In order to deliver these, fast-tracked improvements to IT infrastructure are essential, these include - video consultation software and well as increased access to cameras, headsets, laptops, VPNs etc. We have learned of some services sharing laptops between numerous members of staff. This reduces efficiency and poses infection control risks. Others have had to take home desktop PCs to continue providing services from home.

One barrier is that there is no consistent approach across NHS to which apps, online services, etc. are acceptable or not. The NHS routinely prevents staff using comms methods readily accepted in business and commercial settings, even when patient info is not being shared. This NHS frustrates the ability of HCPs to communicate with each other, share info, share best practice, etc.

A concern would be that remote consultations becomes the norm in all future consultations. Although in many situations it is safe and efficient, we must appreciate that this is not always the safest option. For example, a call with an older adult will not give you a true picture of their ability to access and prepare foods or assess muscle strength/function. Virtual consultations do not allow for non-verbal communication ques to allow the HPC to assess a patient’s mental health – reducing referrals to accessing the support they need.

How to ensure that positive changes that have taken place in health and social care as a result of the pandemic are not lost as services normalise.

It should be remembered that a great deal of the remarkable response to COVID-19 has occurred as a result of good will and the inherent desire on the part of health and care professionals to help others during a time of crisis. Healthcare staff should not be expected to continue delivering services under high pressure without appropriate support and compensation. Even a return to “normal”, to services at the level they were before the pandemic, would be to return to services that were overstretched and under resourced.
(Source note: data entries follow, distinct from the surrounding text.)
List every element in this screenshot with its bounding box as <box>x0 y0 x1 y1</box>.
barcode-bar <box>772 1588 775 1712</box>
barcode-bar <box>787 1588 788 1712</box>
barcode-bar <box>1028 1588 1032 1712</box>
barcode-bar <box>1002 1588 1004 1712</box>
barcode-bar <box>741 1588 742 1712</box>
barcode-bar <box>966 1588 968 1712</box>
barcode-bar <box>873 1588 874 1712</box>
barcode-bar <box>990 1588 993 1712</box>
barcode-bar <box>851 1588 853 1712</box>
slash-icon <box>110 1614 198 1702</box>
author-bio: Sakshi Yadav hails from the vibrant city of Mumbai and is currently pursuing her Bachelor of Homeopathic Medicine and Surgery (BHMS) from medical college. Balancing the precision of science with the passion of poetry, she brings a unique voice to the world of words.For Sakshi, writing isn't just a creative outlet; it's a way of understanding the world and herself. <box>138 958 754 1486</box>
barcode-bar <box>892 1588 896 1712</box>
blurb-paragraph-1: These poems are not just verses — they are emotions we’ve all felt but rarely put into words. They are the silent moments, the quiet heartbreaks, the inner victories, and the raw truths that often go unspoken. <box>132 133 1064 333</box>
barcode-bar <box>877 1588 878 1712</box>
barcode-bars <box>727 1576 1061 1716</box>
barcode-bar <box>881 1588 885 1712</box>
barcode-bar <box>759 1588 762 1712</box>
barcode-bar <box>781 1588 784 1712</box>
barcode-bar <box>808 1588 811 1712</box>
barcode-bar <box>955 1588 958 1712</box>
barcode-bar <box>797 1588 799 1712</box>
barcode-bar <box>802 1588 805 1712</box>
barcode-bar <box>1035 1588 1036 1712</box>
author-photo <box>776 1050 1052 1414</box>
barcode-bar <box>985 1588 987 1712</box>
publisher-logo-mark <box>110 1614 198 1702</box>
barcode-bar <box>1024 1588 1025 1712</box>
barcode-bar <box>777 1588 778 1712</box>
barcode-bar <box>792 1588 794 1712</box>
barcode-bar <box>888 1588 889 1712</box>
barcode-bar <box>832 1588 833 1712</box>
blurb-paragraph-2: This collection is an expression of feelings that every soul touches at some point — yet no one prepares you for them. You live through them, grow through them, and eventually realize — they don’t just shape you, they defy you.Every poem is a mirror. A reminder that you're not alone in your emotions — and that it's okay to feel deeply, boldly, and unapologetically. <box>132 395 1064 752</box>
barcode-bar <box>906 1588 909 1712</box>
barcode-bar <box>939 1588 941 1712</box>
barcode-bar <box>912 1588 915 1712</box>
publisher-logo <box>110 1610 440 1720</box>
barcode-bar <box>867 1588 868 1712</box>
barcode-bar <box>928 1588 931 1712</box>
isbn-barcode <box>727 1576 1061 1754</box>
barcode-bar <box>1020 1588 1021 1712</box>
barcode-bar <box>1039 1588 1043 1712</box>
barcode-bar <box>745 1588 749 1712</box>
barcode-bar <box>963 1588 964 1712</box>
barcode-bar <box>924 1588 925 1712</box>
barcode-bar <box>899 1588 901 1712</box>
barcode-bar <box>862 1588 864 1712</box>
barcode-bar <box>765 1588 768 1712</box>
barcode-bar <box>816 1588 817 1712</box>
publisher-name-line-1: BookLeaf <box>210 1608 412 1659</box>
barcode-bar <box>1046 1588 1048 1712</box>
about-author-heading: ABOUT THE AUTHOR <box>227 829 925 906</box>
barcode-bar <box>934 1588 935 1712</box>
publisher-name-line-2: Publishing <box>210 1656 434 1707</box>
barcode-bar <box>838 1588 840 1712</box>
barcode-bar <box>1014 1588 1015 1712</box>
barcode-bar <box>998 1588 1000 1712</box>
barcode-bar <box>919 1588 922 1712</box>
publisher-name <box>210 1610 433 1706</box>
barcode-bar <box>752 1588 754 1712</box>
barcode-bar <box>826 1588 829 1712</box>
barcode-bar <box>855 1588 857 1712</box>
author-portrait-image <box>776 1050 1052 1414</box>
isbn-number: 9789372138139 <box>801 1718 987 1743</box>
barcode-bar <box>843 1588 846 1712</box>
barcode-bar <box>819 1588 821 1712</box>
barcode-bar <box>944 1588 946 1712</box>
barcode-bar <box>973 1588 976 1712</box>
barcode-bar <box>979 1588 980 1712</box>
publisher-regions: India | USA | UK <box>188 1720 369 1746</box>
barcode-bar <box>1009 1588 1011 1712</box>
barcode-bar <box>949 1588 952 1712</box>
COVID-19 should serve as a warning of how fragile our system is as well as how remarkably innovative and adaptable our NHS and care services are.

We would hope that services can built upon successful communication between acute and community services/trusts. However, we also know that under the pressure of COVID-19, many patients are being discharged without appropriate plans in place for when they go into community services.

Dietitians and indeed all healthcare professionals understand the value of a multidisciplinary team, and we should seek to capture and proliferate the many good practice examples for effective MDT working. Dietitians and AHPs can and should form a central part of MDTs from acute to community care.